My sister is in town and texted me and my brother today about a gift for mom. She said that mom’s dryer is not working properly but she hadn’t told anyone because she didn’t want to bother us. My sister thought it might be a good idea for all of us to chip in and buy her a new dryer for Christmas. Of course, we all said yet. None of us ever know what to get her. She has a lot and we hate to just buy something to buy something, unless we know she needs it or wants it. My sister and my brother’s wife were going off shopping today and said they would stop at an appliance outlet (major store, but don’t want to name it) and look at the dryers. I even told my sister if they found a washer at a good deal to get both a dryer and a washer. I told her that Sylvia and I would put in $200 but to keep me posted. Now remember, she volunteered to take care of this!
I touch base with them later and they are still at another store shopping for the kids. They finally call me and said they could not find the store and were headed back to my mom’s house. My sister-in-law then says that my mom doesn’t like for her to be too far away when she leaves the kids with her. Ok, my mom lives in a small town about 45 minutes from us. The town where the outlet is, is about half way between the town we (brother and family) live in and my mom. Now they say that maybe I can meet my mom and go shopping for a dyer (yes, we told her what we were going to do, the thing has to be delivered). The tricky part is, I trust my sister to send me the money. I trust my brother too, but I will have to BUG him for the money and I hate bugging family for money. They get defensive and accuse you of not trusting them. Now, I can spare $200 for this gift for my mom, but I can’t cover someone else’s $200 (we may not have to spend that much, it just depends on what we get).

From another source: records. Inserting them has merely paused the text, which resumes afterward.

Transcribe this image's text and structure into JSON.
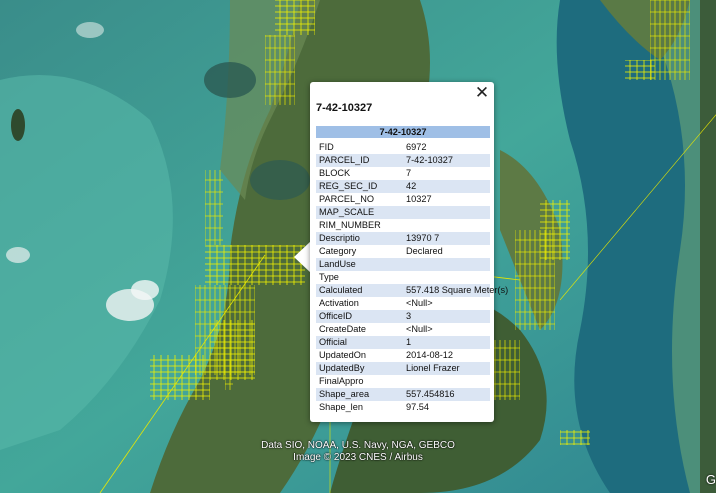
{
  "popup": {
    "title": "7-42-10327",
    "table_header": "7-42-10327",
    "close_glyph": "✕",
    "rows": [
      {
        "key": "FID",
        "value": "6972"
      },
      {
        "key": "PARCEL_ID",
        "value": "7-42-10327"
      },
      {
        "key": "BLOCK",
        "value": "7"
      },
      {
        "key": "REG_SEC_ID",
        "value": "42"
      },
      {
        "key": "PARCEL_NO",
        "value": "10327"
      },
      {
        "key": "MAP_SCALE",
        "value": ""
      },
      {
        "key": "RIM_NUMBER",
        "value": ""
      },
      {
        "key": "Descriptio",
        "value": "13970 7"
      },
      {
        "key": "Category",
        "value": "Declared"
      },
      {
        "key": "LandUse",
        "value": ""
      },
      {
        "key": "Type",
        "value": ""
      },
      {
        "key": "Calculated",
        "value": "557.418 Square Meter(s)"
      },
      {
        "key": "Activation",
        "value": "<Null>"
      },
      {
        "key": "OfficeID",
        "value": "3"
      },
      {
        "key": "CreateDate",
        "value": "<Null>"
      },
      {
        "key": "Official",
        "value": "1"
      },
      {
        "key": "UpdatedOn",
        "value": "2014-08-12"
      },
      {
        "key": "UpdatedBy",
        "value": "Lionel Frazer"
      },
      {
        "key": "FinalAppro",
        "value": ""
      },
      {
        "key": "Shape_area",
        "value": "557.454816"
      },
      {
        "key": "Shape_len",
        "value": "97.54"
      }
    ]
  },
  "map": {
    "credit_line1": "Data SIO, NOAA, U.S. Navy, NGA, GEBCO",
    "credit_line2": "Image © 2023 CNES / Airbus",
    "corner_text": "G",
    "colors": {
      "sea_shallow": "#3d9c92",
      "sea_deep": "#1d5e74",
      "land": "#4f6a3a",
      "parcel": "#f0f000"
    }
  }
}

We had looked at prices for Black Friday and really the outlet had the best prices. I am just irritated, because I have some plans tomorrow, that can be rearranged, but WHY OFFER to do something then not do it. Putting money in for a gift is a commitment and can cause issues with family. I just texted my sister, brother and sister-in-law and told them we can meet mom tomorrow, but I need someone with me (my sister leaves tomorrow, so not her) to make sure I know how much we can spend and handle the money situation. I want to do this for my mother, but it shouldn’t have to be a hassle.